The LOAN Act, meanwhile, would truncate the PSLF timeline, enabling borrowers to have debt canceled under the program after eight years of on-time payments, down from 10 years. It would also remove the requirement that borrowers be employed in a public service job at the time of forgiveness. And it makes clear that certain reasons for loan forbearance or deferral, like cancer treatment, would count toward PSLF cancellation.

Further, the Democrats’ bill would push the maximum Pell Grant award — a proxy for low-income status — to $13,000 over a period of about five years. The current maximum Pell Grant is $6,495.

Students and families eligible for other federal aid like food stamps or Medicaid would automatically qualify for the maximum Pell Grant award, and they could receive up to $1,500 more. 

Federal financial aid would also be able to be given to recipients of the Deferred Action for Childhood Arrivals, or DACA, program, which protects from deportation students and workers who were illegally brought to the U.S. as children.

In an effort to lower interest rates, the LOAN Act would also tie rates for all student loans to the 10-year Treasury note on or after July 1, 2023. 

The proposal is sponsored by Rep.

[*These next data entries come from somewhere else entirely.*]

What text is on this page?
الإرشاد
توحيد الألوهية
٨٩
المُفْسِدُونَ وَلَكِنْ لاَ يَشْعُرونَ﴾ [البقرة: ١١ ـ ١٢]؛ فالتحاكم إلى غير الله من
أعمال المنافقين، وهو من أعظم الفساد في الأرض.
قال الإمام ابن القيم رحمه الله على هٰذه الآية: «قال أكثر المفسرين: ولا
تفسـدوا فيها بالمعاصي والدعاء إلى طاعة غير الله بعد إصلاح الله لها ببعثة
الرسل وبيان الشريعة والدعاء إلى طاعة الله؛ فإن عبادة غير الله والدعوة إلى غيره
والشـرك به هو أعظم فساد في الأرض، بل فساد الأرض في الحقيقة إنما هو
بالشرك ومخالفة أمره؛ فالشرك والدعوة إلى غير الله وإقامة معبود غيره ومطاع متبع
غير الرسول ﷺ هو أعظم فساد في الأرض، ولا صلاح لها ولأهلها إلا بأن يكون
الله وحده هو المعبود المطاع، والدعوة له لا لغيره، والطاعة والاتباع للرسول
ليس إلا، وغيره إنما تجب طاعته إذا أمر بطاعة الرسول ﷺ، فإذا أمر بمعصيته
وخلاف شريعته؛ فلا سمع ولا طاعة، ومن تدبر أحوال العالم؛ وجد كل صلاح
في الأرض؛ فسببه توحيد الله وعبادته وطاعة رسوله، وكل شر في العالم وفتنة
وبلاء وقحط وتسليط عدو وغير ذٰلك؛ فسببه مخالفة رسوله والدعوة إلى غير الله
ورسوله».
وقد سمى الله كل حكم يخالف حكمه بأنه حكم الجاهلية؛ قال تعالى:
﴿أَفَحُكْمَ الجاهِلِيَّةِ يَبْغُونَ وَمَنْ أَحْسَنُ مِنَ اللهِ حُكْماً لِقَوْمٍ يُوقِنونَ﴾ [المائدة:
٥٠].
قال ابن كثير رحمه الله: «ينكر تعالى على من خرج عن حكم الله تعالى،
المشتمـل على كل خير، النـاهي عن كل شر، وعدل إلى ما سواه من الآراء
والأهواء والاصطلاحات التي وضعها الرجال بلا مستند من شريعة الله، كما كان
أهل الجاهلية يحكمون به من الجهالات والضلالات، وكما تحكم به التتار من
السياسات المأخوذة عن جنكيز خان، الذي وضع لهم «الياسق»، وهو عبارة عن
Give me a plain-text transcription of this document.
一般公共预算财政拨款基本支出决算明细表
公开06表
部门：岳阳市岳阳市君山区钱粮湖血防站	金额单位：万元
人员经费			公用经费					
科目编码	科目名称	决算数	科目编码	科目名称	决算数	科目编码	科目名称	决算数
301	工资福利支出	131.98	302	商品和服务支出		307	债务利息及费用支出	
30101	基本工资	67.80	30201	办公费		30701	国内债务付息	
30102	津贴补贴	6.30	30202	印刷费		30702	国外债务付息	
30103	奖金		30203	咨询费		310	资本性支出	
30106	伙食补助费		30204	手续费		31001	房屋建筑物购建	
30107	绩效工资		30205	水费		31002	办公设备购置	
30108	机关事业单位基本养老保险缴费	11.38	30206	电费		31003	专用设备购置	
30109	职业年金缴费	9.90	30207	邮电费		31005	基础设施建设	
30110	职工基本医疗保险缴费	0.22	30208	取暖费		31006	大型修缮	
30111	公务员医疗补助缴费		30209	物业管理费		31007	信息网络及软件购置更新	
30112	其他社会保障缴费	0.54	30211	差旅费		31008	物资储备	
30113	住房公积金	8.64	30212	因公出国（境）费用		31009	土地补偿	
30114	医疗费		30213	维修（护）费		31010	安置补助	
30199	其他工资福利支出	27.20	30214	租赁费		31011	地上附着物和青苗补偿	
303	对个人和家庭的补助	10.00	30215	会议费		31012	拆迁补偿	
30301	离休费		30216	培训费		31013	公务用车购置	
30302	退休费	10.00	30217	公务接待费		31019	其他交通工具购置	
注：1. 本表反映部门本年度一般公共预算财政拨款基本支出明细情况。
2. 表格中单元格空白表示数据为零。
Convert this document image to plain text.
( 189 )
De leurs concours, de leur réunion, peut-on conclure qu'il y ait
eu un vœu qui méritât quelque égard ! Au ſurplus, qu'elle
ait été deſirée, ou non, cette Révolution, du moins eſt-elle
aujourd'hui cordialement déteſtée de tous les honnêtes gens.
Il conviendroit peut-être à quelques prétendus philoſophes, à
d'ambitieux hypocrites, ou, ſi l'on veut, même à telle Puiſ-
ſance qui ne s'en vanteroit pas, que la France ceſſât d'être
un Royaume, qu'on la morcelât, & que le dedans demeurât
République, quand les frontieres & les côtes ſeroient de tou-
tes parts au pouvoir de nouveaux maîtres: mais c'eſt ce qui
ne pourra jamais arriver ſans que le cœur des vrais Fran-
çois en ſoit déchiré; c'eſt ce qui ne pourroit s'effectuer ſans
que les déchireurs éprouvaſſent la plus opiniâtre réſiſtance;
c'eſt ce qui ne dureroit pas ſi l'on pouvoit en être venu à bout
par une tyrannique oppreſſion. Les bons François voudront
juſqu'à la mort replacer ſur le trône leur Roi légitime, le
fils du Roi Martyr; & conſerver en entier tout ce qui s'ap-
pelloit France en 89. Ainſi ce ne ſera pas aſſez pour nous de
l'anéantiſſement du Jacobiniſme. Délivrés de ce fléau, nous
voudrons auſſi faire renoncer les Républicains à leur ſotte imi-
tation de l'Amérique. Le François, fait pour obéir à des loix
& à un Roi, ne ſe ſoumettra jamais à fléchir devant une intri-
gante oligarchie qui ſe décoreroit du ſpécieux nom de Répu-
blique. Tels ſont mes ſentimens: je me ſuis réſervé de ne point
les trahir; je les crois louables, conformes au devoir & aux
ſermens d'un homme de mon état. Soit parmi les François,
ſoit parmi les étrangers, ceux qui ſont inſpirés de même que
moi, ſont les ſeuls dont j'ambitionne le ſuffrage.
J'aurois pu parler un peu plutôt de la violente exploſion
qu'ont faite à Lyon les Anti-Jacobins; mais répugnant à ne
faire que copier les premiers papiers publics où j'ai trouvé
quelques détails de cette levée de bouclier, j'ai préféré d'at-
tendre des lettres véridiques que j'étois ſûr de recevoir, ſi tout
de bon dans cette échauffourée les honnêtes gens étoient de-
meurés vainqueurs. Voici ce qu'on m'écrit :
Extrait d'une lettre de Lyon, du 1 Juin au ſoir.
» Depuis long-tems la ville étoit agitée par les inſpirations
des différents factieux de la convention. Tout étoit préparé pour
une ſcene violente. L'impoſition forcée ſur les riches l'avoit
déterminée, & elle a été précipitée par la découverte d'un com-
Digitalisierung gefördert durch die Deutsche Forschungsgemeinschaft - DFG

Bobby Scott, a Virginia Democrat who chairs the House education committee, and Rep. Frederica Wilson, a Florida Democrat. 

The Democrat and Republican bills share one provision — they would both nix a practice known as interest capitalization, in which borrowers’ debt balloons as unpaid interest is added to the principal amount of a loan.

“The LOAN Act will rein in the soaring cost of college and ensure the gates of higher education remain open to everyone — not just the wealthy few,” House Speaker Nancy Pelosi said in a statement. “Building on President Biden’s historic student debt relief, this legislation will help widen the path to prosperity: giving graduates more room to breathe and empowering future students to pursue their dreams.”

Biden’s loan forgiveness action shifted the already vitriolic debate over college affordability and the future of the federal student loan program into overdrive. While lawmakers may attempt small-scale fixes to address the high cost of college, policy experts opine little can be accomplished on that front without a significant rewrite to the federal Higher Education Act and state-level shifts.